Waktunya, tubuhnya habis untuk dikonsumsi untuk usaha mencari makan. Atau
makannya habis untuk dilumat agar mampu bekerja. Yang tidak ada adalah daya
untuk menabung, biar bisa istirahat tapi tetap makan, biar bisa bekerja dan
tetap makan. Itu hanya mungkin kalau mereka berhasil, sedikit apapun, membuat
tabungan. Tujuannya adalah untuk menyeimbangkan antar waktu bekerja dan makan,
agar tidak naik turun, tetapi tetap constant, atau tetap berada dalam situasi
KECUKUPAN. Kecukupan, baik ketika bekerjanya menghasilkan upah untuk makan
berlimbah, maupun ketika makannya banyak sementara bekerjanya tak menghasilkan upah
untuk makan yang mencukupi. Kata KECUKUPAN, sebagaimana dimunculkan oleh
penelitian almarhum Masri Singarimbun dan D.H. Penny di Sriharjo (desa di Bantul)
Yogyakarta circa tahun 1976., itulah kata kuncinya.
Kontras dengan semangat para pelaku Credit Union yang ‘kere mungah bale’
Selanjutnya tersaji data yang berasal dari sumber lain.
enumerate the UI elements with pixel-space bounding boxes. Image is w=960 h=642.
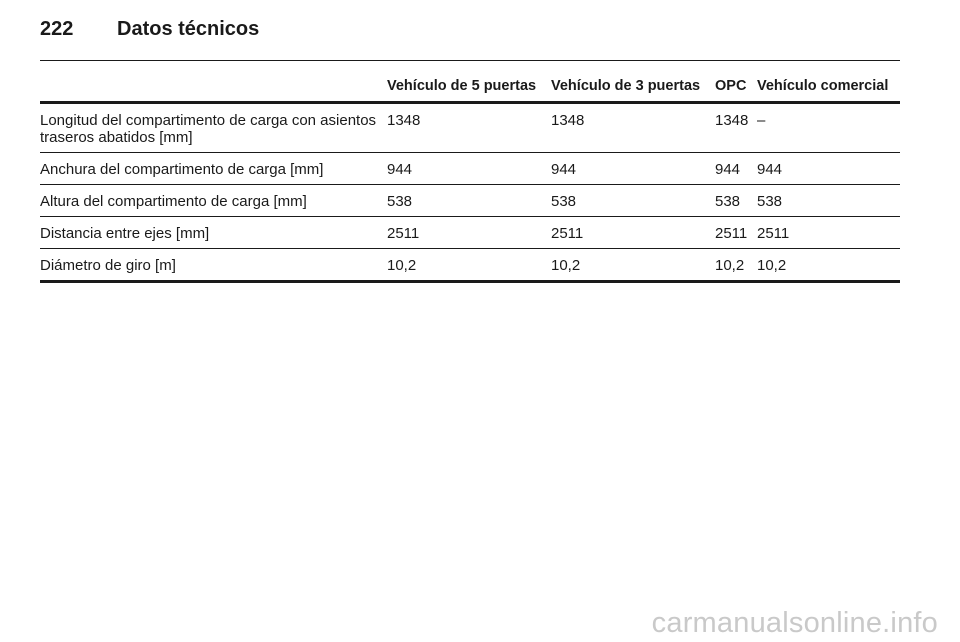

(OKB = Orang Kaya Baru), yang tujuan dari Credit Union untuk menjadi ‘Orang
Kaya’ dalam materi, hingga harus selalu bersaing dan melebihi yang lain; bagi
konsep KECUKUPAN, anggota Credit Union sebagai ganti mengejar ‘kekayaan’ ia mengejar KECUKUPAN. Cukup itu
terbatas...maka pasti tidak menggusur yang punya hak anggota lain. Nah,
kerapkali tingkah ‘kere mungah bale’ (atau OKB) apalagi dalam posisi kekuasaan,
entah pengurus atau manajer condong menggusur hak kecukupan orang lain...kalau
pengurus dan manajer serakah pasti menggusur hak dari anggota, khususnya yang
miskin...karena yang miskin ikut menopang keserakahan itu...menyimpan dan taat
kredit...tapi diperlakukan tak adil dalam hal aturan dan sikap (karena miskin
dan jembel pakaian dicurigai harus pakai surat keterangan kelurahan bila mau
pinjam, yang kaya dan trendy karena bermobil, di-OK...aturan dan sikap bisa
sistematis bersifat tak adil pada yang lemah...maka jangan bersembunyi di balik
aturan apalagi sikap sok profesioanal, sok kehati-hatian hukum.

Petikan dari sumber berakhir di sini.